Покраснела умница, примолкла. Тут и к ночевке прибыли. Мужички так споренько забегали, как муравьи. Лагерь сбили, ужин на всех спроворили. Солдат тихонько говорит Фильке:
— Вот, Филя, такие мужички и есть лучшие воины: не числом, не доспехом, а старанием и простотой верх берут. Уж я то видел.
Завечерело быстро, спать улеглись. Солдат сторожить взялся — ужин отрабатывать. Дед седой тоже не лег. Толи не спалось, толи не верил до конца. К утру тихонько беседу завязали, стали вспоминать танцы, которые в родных деревнях парни танцуют. Дед не усидел, начал с рассказа, а там и показывать коленца стал. Тут солдат Фильку растолкал: «Смотри, — говорит, — потом скажешь, что понял». Дед говорил, что командира старого танец этот. Командир, дескать, перед сечей, чтобы войти в боевой настрой, ломал коленца, и от него пошло мужчинам учиться ломанию. Говорил, говорил дед, встал, махнул рукой и ударил ломания. Выглядело это странно и захватывающе. Корпус как бы терял равновесие, ноги делали поспешные шаги — чтобы не упасть. Руки плетями взлетали, аж посвистывая. Взгляд у деда был веселый, бесшабашный, направленный куда-то внутрь. Движения не заканчивались, перетекая одно в другое. Не повторялись, поражая мощью и мудреностью. Воздух, казалось, уплотнился коконом вокруг танцора. После притопов, оставались изрядные вмятины на земле. Ритм захватил и заставил раскачиваться в такт движению. Помолодевший, легкий и стремительный танцор остановился, и сразу, осунувшись, снова превратился в старика. Филя тихонько сказал солдату:
— Это не танец, а будто бился дед с невидимым противником…

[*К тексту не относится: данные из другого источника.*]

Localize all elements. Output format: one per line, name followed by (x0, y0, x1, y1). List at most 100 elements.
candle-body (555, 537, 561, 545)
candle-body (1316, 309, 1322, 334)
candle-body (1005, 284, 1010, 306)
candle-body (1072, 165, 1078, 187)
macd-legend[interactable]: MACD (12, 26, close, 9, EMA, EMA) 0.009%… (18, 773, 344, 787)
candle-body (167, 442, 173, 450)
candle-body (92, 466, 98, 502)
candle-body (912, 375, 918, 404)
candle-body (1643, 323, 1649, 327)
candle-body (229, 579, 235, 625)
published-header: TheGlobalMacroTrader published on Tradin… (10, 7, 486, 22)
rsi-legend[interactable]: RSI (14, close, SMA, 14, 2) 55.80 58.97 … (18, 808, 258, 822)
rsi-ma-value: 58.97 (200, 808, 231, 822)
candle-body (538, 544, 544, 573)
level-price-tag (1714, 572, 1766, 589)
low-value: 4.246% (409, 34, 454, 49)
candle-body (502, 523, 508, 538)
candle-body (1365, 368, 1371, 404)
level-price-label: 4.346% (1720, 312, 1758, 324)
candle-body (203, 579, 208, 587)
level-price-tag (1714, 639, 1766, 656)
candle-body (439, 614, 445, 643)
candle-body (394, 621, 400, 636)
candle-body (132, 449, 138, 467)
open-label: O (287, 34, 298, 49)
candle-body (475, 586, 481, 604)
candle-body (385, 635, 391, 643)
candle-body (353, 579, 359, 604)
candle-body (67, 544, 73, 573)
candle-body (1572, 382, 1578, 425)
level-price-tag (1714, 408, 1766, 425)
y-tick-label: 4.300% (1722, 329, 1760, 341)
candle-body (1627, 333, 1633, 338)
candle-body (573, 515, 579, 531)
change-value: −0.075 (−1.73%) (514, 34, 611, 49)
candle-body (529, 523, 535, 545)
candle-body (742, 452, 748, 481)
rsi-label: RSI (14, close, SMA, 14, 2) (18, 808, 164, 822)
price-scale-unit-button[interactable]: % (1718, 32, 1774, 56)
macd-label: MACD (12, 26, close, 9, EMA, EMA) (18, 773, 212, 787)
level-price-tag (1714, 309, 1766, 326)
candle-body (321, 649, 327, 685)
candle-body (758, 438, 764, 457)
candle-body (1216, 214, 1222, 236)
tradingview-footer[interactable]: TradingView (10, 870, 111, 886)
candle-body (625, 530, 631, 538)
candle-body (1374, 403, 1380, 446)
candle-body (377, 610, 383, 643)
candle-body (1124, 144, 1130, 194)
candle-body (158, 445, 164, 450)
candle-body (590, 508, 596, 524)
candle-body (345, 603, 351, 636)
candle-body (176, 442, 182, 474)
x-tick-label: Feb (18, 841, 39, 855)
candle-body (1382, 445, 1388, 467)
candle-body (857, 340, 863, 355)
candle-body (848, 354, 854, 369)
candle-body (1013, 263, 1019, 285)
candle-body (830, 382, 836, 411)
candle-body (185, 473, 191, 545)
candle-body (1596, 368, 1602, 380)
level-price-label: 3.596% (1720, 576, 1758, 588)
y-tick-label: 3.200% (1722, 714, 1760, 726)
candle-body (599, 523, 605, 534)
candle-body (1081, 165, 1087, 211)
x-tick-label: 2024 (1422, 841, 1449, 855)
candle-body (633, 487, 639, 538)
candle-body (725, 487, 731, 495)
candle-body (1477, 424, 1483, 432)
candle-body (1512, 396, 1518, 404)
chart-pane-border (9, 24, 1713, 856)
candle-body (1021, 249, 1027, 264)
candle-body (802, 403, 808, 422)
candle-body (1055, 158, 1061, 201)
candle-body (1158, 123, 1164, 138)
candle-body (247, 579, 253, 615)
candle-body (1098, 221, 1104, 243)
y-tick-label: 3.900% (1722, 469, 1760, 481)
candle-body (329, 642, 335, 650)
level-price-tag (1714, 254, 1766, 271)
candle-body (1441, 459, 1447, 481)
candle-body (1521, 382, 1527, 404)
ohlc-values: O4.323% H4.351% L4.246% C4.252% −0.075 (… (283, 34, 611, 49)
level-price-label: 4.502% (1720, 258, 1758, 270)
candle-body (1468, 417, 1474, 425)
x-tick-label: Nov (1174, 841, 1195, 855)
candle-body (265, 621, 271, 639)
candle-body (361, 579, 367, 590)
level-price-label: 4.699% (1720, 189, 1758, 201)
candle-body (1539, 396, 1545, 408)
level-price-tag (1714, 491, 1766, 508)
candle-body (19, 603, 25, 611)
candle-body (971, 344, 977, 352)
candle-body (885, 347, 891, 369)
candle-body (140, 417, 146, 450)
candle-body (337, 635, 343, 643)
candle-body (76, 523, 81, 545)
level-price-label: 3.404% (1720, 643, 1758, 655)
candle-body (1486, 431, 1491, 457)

— Главное, — сказал солдат, — он двигался, как сердце говорило, не как мозг, не заучено. Из души шли движения — такими и в сече рубятся. Когда для мысли нет времени. Когда ты как зеркало, отражаешь все вокруг и врага. Нет места в сече ни страху, ни злости, ни жалости — не сердечные это категории. Делаются такие вещи не той силой, которой, например, пахарь или кузнец дело ладят, а силой внутренней.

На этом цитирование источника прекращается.